RELATED: Watermelon Kombucha recipe
How to Maintain the SCOBYS in the SCOBY Hotel
Once you have SCOBYS living in a SCOBY hotel you can leave them alone for 4-6 weeks at a time.
Every six weeks you will want to take out 3/4 of the kombucha vinegar (because that’s what it turns into) and fill it the rest of the way again with more fresh sugar tea just like the one you originally made for the SCOBY hotel, but make sure it has cooled down. By doing this you will keep them happy and fed for another six weeks.
The most important thing for you to remember in this process is to always leave enough liquid in the hotel jar (about one cup). That will be the starter liquid.
The SCOBY hotel needs starter liquid the same as when you are starting a brand new batch of kombucha.
Why you Should Keep SCOBYS in a SCOBY Hotel
There are several reasons why keeping a SCOBY hotel is a good idea if you like fermenting kombucha on a regular basis:
- With proper care you can take a break from the continued brewing process.
- You will ensure you have backup SCOBYS in case something happens to your current SCOBY. Like if it grows mold or it gets fruit flies, or it dies from malnutrition….remember it is a living culture!
- And there’s also the added benefit that you will always have something to use in place of vinegar for salad dressings or homemade mayo if you run out of white vinegar or apple cider vinegar. The raw kombucha liquid you discard every six weeks will have a very strong vinegar taste so it works as a perfect vinegar substitute.
- You can give them away as gifts to other kombucha lovers.
How to Store SCOBY
Other Ways for How to Store SCOBY
I myself have not tried any other ways of storing SCOBYS because the SCOBY hotel has worked so well for me.
But I do know there are other ways of storing SCOBY if you need to take a longer break in between brews. I know six week intervals might not seem like a very long time to a lot of people.
Other ways of storing SCOBY long term include:
- keeping it in the fridge inside a sealed container
- dehydrated SCOBY
- freezing SCOBY
Feedback from the online community on how effective these other ways of storing SCOBY is a bit mixed.
But if you want to check out ways of storing SCOBYS for longer than six weeks I recommend checking out the cultures for health blog.
What to do With Extra SCOBYS
Okay so you started your SCOBY hotel and now you have more SCOBYS than you know what to do with!
Here’s a few things you can do with extra SCOBYS:
- If you are brave enough to try (I’m not yet!) you can eat raw SCOBY or you can incorporate it into different recipes.

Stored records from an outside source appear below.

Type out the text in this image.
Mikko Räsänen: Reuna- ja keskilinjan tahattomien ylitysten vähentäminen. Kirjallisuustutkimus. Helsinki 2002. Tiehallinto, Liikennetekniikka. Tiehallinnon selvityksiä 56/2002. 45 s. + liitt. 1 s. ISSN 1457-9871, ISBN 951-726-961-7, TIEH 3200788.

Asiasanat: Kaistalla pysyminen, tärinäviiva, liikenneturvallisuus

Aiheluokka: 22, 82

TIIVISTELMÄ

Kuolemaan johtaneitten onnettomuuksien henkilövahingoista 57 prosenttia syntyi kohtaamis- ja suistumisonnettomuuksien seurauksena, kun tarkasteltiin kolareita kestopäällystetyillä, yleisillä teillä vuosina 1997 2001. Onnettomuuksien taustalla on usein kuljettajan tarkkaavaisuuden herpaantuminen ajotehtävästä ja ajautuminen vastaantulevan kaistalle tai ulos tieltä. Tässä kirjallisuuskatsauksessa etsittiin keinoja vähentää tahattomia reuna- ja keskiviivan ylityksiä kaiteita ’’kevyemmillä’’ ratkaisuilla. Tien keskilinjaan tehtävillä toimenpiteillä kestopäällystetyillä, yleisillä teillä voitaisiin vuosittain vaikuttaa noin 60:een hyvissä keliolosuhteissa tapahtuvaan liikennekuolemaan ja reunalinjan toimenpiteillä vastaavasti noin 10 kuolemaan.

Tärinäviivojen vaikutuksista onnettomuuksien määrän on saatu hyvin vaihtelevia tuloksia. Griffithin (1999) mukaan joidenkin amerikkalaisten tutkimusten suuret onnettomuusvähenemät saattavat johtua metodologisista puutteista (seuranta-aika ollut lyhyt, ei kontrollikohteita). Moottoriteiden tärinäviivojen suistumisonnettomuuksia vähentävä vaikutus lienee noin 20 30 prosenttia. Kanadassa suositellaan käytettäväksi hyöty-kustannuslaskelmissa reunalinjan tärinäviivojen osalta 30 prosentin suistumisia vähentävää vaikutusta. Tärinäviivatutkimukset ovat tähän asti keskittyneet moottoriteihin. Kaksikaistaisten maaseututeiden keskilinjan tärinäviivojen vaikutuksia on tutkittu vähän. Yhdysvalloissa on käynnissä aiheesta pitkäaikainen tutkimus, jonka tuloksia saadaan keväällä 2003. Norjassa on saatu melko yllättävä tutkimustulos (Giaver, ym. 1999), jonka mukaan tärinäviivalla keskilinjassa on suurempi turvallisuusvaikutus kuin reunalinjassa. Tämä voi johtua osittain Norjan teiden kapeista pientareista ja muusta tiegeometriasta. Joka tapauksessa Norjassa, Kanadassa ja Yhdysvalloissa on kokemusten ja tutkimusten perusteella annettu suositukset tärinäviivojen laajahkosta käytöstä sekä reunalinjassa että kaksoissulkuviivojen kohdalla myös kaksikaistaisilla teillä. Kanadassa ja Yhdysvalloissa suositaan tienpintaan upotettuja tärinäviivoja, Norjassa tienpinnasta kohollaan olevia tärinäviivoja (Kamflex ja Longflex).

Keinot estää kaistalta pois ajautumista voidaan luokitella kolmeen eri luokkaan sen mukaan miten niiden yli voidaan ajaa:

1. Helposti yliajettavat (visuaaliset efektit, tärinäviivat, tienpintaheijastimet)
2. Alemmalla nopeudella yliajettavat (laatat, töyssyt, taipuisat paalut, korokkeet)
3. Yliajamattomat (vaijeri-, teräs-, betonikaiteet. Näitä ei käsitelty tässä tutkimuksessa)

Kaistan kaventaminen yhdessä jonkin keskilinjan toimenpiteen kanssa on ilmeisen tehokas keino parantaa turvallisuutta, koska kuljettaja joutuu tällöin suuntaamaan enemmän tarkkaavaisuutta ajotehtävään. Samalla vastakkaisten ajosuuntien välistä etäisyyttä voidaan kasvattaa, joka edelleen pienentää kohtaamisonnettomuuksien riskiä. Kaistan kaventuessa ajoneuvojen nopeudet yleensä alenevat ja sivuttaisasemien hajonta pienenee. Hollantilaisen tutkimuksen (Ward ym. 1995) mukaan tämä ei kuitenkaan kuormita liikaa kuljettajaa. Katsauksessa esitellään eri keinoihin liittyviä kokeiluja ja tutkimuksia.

Culturedfoodlife.com has a great list of recipes that use SCOBY if you want to check them out.
- Feed it to your chickens.
- Chop them up and put them in your soil when you’re preparing your garden beds leading up to spring planting. This is what I will be doing this year.
How to Store SCOBY Closing Thoughts
If all this seems like it’s too much time spent on trying to keep SCOBYS alive, you can always just start from scratch again and buy a new kombucha starter kit. They are fairly inexpensive and you get a new baby SCOBY with the starter tea already included.
I would recommend going that route if you need to take a break from making kombucha that will last a few months. You can usually buy these starter kits for around $20 on the cultures for health website or $14 on amazon.
If you have other kombucha questions read my blog post where I answer all the most asked kombucha questions I receive.
If you still have questions after reading these posts then make sure to ask away in the comments section and I’ll do my best to answer just as soon as I can.
I hope this how to store SCOBY post was helpful to you!
Now go make yourself a happy little SCOBY hotel or a new batch of kombucha tea. Happy brewing!